Returns {:ok, shapes, doc}. Shapes are sorted by :page ascending,
then by :y descending (top-to-bottom) when a rect is available.
Spec references
- PDF 1.7 § 12.5.6.5 — Link Annotations
- PDF 1.7 § 12.6.4 — Action types (URI, GoTo, Launch, Named)
- RFC 3986 § 3 — URI Generic Syntax
- RFC 5321 § 4.1.2 — Mailbox/Domain syntax (mailto)
@spec read_shapes!(Pdf.Reader.Document.t()) :: [Pdf.Reader.Shape.t()]
Bang variant of read_shapes/1. Raises Pdf.Reader.Error on failure.
@spec read_text( Pdf.Reader.Document.t(), keyword() ) :: {:ok, [String.t()], Pdf.Reader.Document.t()} | {:error, reason()}
Returns the plain text for each page as a list of strings.
Options:
:pages—[pos_integer]to filter to specific 1-indexed page numbers. Default: all pages.
Returns {:ok, page_strings, doc} where each element is the concatenated
text for one page. The returned doc carries an updated :recovery_log
when opened with recover: true. Unresolved glyphs appear as U+FFFD
(already encoded by the encoding cascade layer).
@spec read_text!( Pdf.Reader.Document.t(), keyword() ) :: [String.t()]
Bang variant of read_text/2. Raises Pdf.Reader.Error on failure.
@spec read_text_with_positions(Pdf.Reader.Document.t()) :: {:ok, [Pdf.Reader.TextRun.t()], Pdf.Reader.Document.t()} | {:error, reason()}
Returns text runs with absolute positions for all pages.
Walks each page, decodes its content stream(s), and returns a flat list of
%Pdf.Reader.TextRun{} structs ordered by page then appearance in the
content stream.
Returns {:ok, [], doc} when no text is found. Never returns :no_text_found
as an error per the spec resolution (empty is valid).
The returned doc carries an updated :recovery_log when opened with
recover: true — callers should pass the returned doc to recovery_log/1
to inspect per-page failures.
Form XObjects (Do operator referencing /Type /Form) are NOT recursed —
per Phase 1 scope. A deferred marker is recorded but produces no TextRun.
@spec read_text_with_positions!(Pdf.Reader.Document.t()) :: [Pdf.Reader.TextRun.t()]
Bang variant of read_text_with_positions/1. Raises Pdf.Reader.Error on failure.
@spec recovery_log(Pdf.Reader.Document.t()) :: [Pdf.Reader.Document.recovery_event()]
Returns the recovery event log for a document in chronological (oldest-first) order.

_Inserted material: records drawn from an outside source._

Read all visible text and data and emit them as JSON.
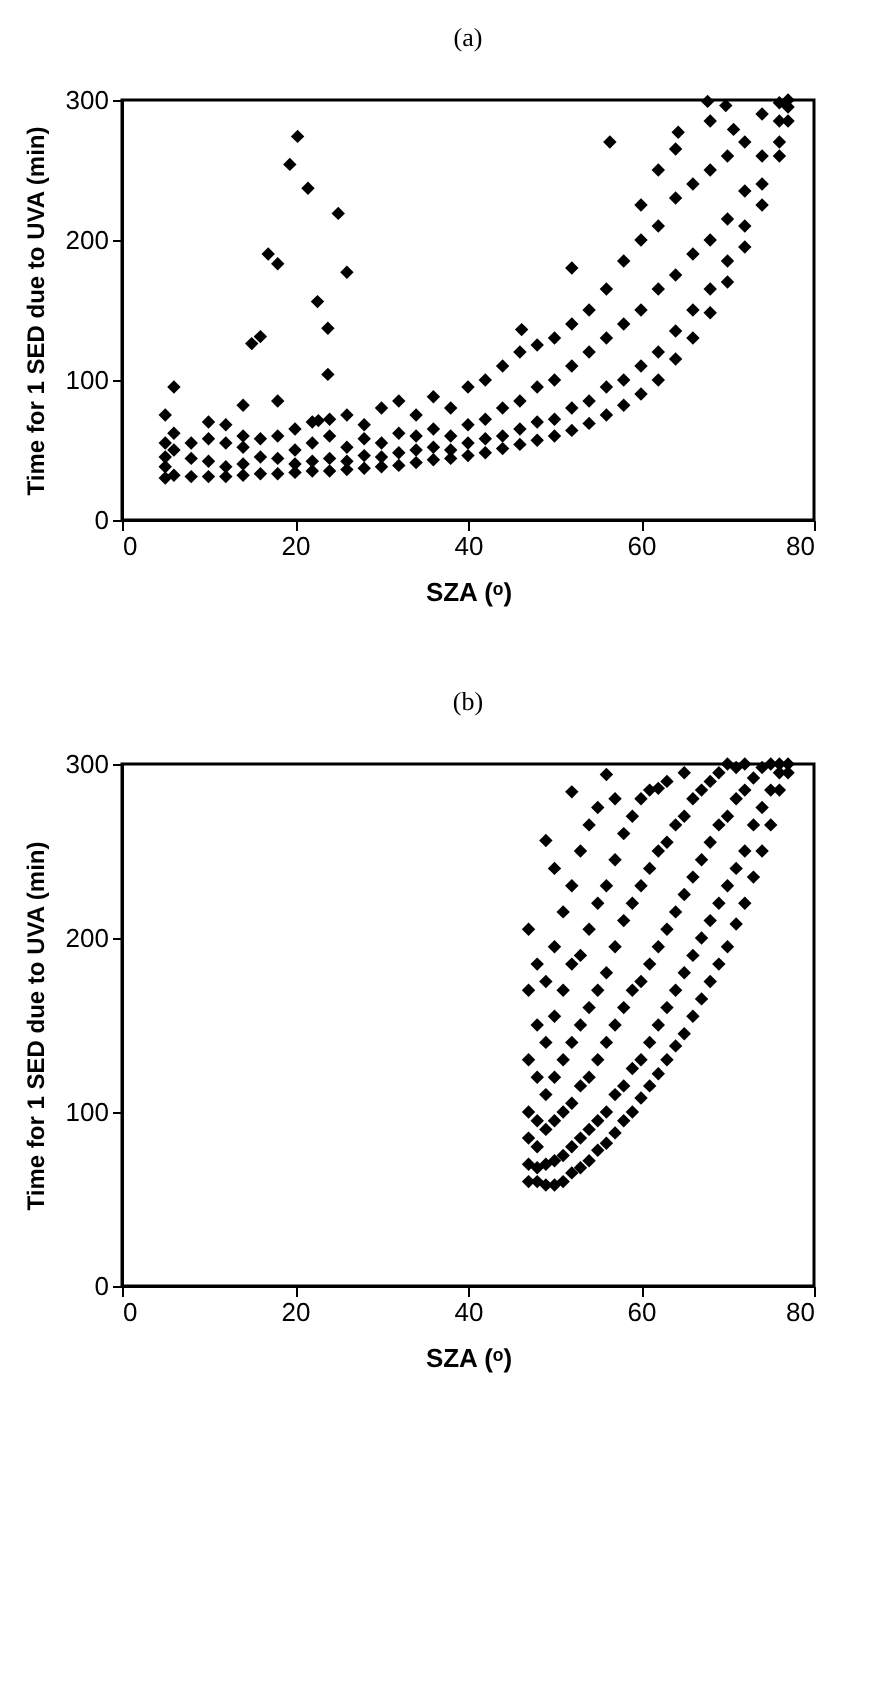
{
  "chart_data": [
    {
      "type": "scatter",
      "title": "(a)",
      "xlabel": "SZA (ᵒ)",
      "ylabel": "Time for 1 SED due to UVA (min)",
      "xlim": [
        0,
        80
      ],
      "xticks": [
        0,
        20,
        40,
        60,
        80
      ],
      "ylim": [
        0,
        300
      ],
      "yticks": [
        0,
        100,
        200,
        300
      ],
      "marker": "diamond",
      "series": [
        {
          "color": "#000000",
          "x": [
            5,
            5,
            5,
            5,
            5,
            6,
            6,
            6,
            6,
            8,
            8,
            8,
            10,
            10,
            10,
            10,
            12,
            12,
            12,
            12,
            14,
            14,
            14,
            14,
            14,
            16,
            16,
            16,
            18,
            18,
            18,
            18,
            20,
            20,
            20,
            20,
            22,
            22,
            22,
            22,
            24,
            24,
            24,
            24,
            26,
            26,
            26,
            26,
            28,
            28,
            28,
            28,
            30,
            30,
            30,
            30,
            32,
            32,
            32,
            32,
            34,
            34,
            34,
            34,
            36,
            36,
            36,
            36,
            38,
            38,
            38,
            38,
            40,
            40,
            40,
            40,
            42,
            42,
            42,
            42,
            44,
            44,
            44,
            44,
            46,
            46,
            46,
            46,
            48,
            48,
            48,
            48,
            50,
            50,
            50,
            50,
            52,
            52,
            52,
            52,
            54,
            54,
            54,
            54,
            56,
            56,
            56,
            56,
            58,
            58,
            58,
            58,
            60,
            60,
            60,
            60,
            60,
            62,
            62,
            62,
            62,
            62,
            64,
            64,
            64,
            64,
            64,
            66,
            66,
            66,
            66,
            68,
            68,
            68,
            68,
            68,
            70,
            70,
            70,
            70,
            72,
            72,
            72,
            72,
            74,
            74,
            74,
            74,
            76,
            76,
            76,
            76,
            77,
            77,
            77,
            20.3,
            19.4,
            21.5,
            25,
            16.9,
            18,
            26,
            22.6,
            23.8,
            15,
            16,
            23.8,
            22.7,
            56.4,
            52,
            46.2,
            67.7,
            69.8,
            64.3,
            70.7
          ],
          "values": [
            30,
            38,
            45,
            55,
            75,
            32,
            50,
            62,
            95,
            31,
            44,
            55,
            31,
            42,
            58,
            70,
            31,
            38,
            55,
            68,
            32,
            40,
            52,
            60,
            82,
            33,
            45,
            58,
            33,
            44,
            60,
            85,
            34,
            40,
            50,
            65,
            35,
            42,
            55,
            70,
            35,
            44,
            60,
            72,
            36,
            42,
            52,
            75,
            37,
            46,
            58,
            68,
            38,
            45,
            55,
            80,
            39,
            48,
            62,
            85,
            41,
            50,
            60,
            75,
            43,
            52,
            65,
            88,
            44,
            50,
            60,
            80,
            46,
            55,
            68,
            95,
            48,
            58,
            72,
            100,
            51,
            60,
            80,
            110,
            54,
            65,
            85,
            120,
            57,
            70,
            95,
            125,
            60,
            72,
            100,
            130,
            64,
            80,
            110,
            140,
            69,
            85,
            120,
            150,
            75,
            95,
            130,
            165,
            82,
            100,
            140,
            185,
            90,
            110,
            150,
            200,
            225,
            100,
            120,
            165,
            210,
            250,
            115,
            135,
            175,
            230,
            265,
            130,
            150,
            190,
            240,
            148,
            165,
            200,
            250,
            285,
            170,
            185,
            215,
            260,
            195,
            210,
            235,
            270,
            225,
            240,
            260,
            290,
            260,
            270,
            285,
            298,
            285,
            295,
            300,
            274,
            254,
            237,
            219,
            190,
            183,
            177,
            156,
            137,
            126,
            131,
            104,
            71,
            270,
            180,
            136,
            299,
            296,
            277,
            279
          ]
        }
      ]
    },
    {
      "type": "scatter",
      "title": "(b)",
      "xlabel": "SZA (ᵒ)",
      "ylabel": "Time for 1 SED due to UVA (min)",
      "xlim": [
        0,
        80
      ],
      "xticks": [
        0,
        20,
        40,
        60,
        80
      ],
      "ylim": [
        0,
        300
      ],
      "yticks": [
        0,
        100,
        200,
        300
      ],
      "marker": "diamond",
      "series": [
        {
          "color": "#000000",
          "x": [
            47,
            47,
            47,
            47,
            47,
            47,
            47,
            48,
            48,
            48,
            48,
            48,
            48,
            48,
            49,
            49,
            49,
            49,
            49,
            49,
            49,
            50,
            50,
            50,
            50,
            50,
            50,
            50,
            51,
            51,
            51,
            51,
            51,
            51,
            52,
            52,
            52,
            52,
            52,
            52,
            52,
            53,
            53,
            53,
            53,
            53,
            53,
            54,
            54,
            54,
            54,
            54,
            54,
            55,
            55,
            55,
            55,
            55,
            55,
            56,
            56,
            56,
            56,
            56,
            56,
            57,
            57,
            57,
            57,
            57,
            57,
            58,
            58,
            58,
            58,
            58,
            59,
            59,
            59,
            59,
            59,
            60,
            60,
            60,
            60,
            60,
            61,
            61,
            61,
            61,
            61,
            62,
            62,
            62,
            62,
            62,
            63,
            63,
            63,
            63,
            63,
            64,
            64,
            64,
            64,
            65,
            65,
            65,
            65,
            65,
            66,
            66,
            66,
            66,
            67,
            67,
            67,
            67,
            68,
            68,
            68,
            68,
            69,
            69,
            69,
            69,
            70,
            70,
            70,
            70,
            71,
            71,
            71,
            71,
            72,
            72,
            72,
            72,
            73,
            73,
            73,
            74,
            74,
            74,
            75,
            75,
            75,
            76,
            76,
            76,
            77,
            77
          ],
          "values": [
            60,
            70,
            85,
            100,
            130,
            170,
            205,
            60,
            68,
            80,
            95,
            120,
            150,
            185,
            58,
            70,
            90,
            110,
            140,
            175,
            256,
            58,
            72,
            95,
            120,
            155,
            195,
            240,
            60,
            75,
            100,
            130,
            170,
            215,
            65,
            80,
            105,
            140,
            185,
            230,
            284,
            68,
            85,
            115,
            150,
            190,
            250,
            72,
            90,
            120,
            160,
            205,
            265,
            78,
            95,
            130,
            170,
            220,
            275,
            82,
            100,
            140,
            180,
            230,
            294,
            88,
            110,
            150,
            195,
            245,
            280,
            95,
            115,
            160,
            210,
            260,
            100,
            125,
            170,
            220,
            270,
            108,
            130,
            175,
            230,
            280,
            115,
            140,
            185,
            240,
            285,
            122,
            150,
            195,
            250,
            286,
            130,
            160,
            205,
            255,
            290,
            138,
            170,
            215,
            265,
            145,
            180,
            225,
            270,
            295,
            155,
            190,
            235,
            280,
            165,
            200,
            245,
            285,
            175,
            210,
            255,
            290,
            185,
            220,
            265,
            295,
            195,
            230,
            270,
            300,
            208,
            240,
            280,
            298,
            220,
            250,
            285,
            300,
            235,
            265,
            292,
            250,
            275,
            298,
            265,
            285,
            300,
            285,
            295,
            300,
            300,
            295
          ]
        }
      ]
    }
  ]
}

An empty list guarantees that no recovery action occurred during open/2.
This is the canonical way for callers to inspect recovery events — direct
access to doc.recovery_log MUST NOT be used in application code.
The closed set of recovery event tuples is documented in Pdf.Reader.Document.
Spec reference
PDF 1.7 § 7.5 — PDF file structure (recovery model).
@spec shapes_from_lines([Pdf.Reader.Line.t()]) :: [Pdf.Reader.Shape.t()]
Pure helper: scans a list of Line structs for URL and email patterns
and emits the inferred shapes. Exposed for callers that already have
a lines list and want the inference layer alone (no annotations).